People of color have an intuitive apprehension of the feelings of those who profess to labor for their instruction and moral elevation. They are quick to distinguish between affected and real zeal on their behalf, between condescension and true regard, between outward conduct and the emotions of the heart, and, while confiding, they are also very jealous lest the inward should not correspond to the outward in our treatment of them. Little things often betray the actual state of the mind. Unsympathetic, cold and selfish persons can not, with all their pretense, deceive the instincts of those unsophisticated children of nature.
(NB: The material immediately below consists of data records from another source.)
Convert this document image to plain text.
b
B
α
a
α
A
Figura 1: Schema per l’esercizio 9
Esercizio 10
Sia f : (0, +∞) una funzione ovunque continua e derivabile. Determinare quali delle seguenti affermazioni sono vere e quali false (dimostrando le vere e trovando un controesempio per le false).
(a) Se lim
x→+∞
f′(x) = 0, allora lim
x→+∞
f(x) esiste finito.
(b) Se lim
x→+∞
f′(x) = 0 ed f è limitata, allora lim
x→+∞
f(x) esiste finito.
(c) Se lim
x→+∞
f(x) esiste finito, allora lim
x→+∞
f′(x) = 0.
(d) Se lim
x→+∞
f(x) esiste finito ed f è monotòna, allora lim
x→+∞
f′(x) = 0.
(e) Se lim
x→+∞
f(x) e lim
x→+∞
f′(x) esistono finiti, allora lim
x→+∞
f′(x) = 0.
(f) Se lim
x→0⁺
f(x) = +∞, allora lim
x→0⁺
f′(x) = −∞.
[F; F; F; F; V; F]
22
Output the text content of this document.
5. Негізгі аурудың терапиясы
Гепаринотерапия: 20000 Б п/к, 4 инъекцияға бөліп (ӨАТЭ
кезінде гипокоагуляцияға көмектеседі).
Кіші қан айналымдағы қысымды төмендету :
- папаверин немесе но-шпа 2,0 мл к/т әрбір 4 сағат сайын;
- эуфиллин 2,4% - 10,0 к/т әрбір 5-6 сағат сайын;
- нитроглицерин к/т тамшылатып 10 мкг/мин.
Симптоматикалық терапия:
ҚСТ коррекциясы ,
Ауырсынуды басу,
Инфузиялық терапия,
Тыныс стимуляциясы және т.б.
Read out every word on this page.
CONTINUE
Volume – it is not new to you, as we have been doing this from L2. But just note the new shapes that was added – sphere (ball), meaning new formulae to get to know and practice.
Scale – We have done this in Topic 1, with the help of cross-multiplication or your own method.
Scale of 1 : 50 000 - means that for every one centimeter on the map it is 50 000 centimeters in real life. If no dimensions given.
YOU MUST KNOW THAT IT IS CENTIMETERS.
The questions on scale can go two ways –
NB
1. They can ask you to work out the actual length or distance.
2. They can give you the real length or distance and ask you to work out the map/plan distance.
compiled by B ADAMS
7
No matter how well-intended the advice, this veteran abolitionist failed to appreciate the still larger problem that would surface again in the postwar years and, even more forcefully, during Radical Reconstruction. For all of its good works and sacrifices, the freedmen’s aid movement, like its anti-slavery predecessor, did little to reduce the dependency of blacks on white men and women for counsel and leadership. While Tappan was sharing his thoughts and experience with the white missionary teachers destined for the South, Richard H. Cain, the black minister, who would soon set out on that same pilgrimage, also drew on the past to urge that the traditional relationship between white and black reformers be reexamined. “We know how to serve others,” the Reverend Cain observed in early 1865, “but, have not learned how to serve ourselves.”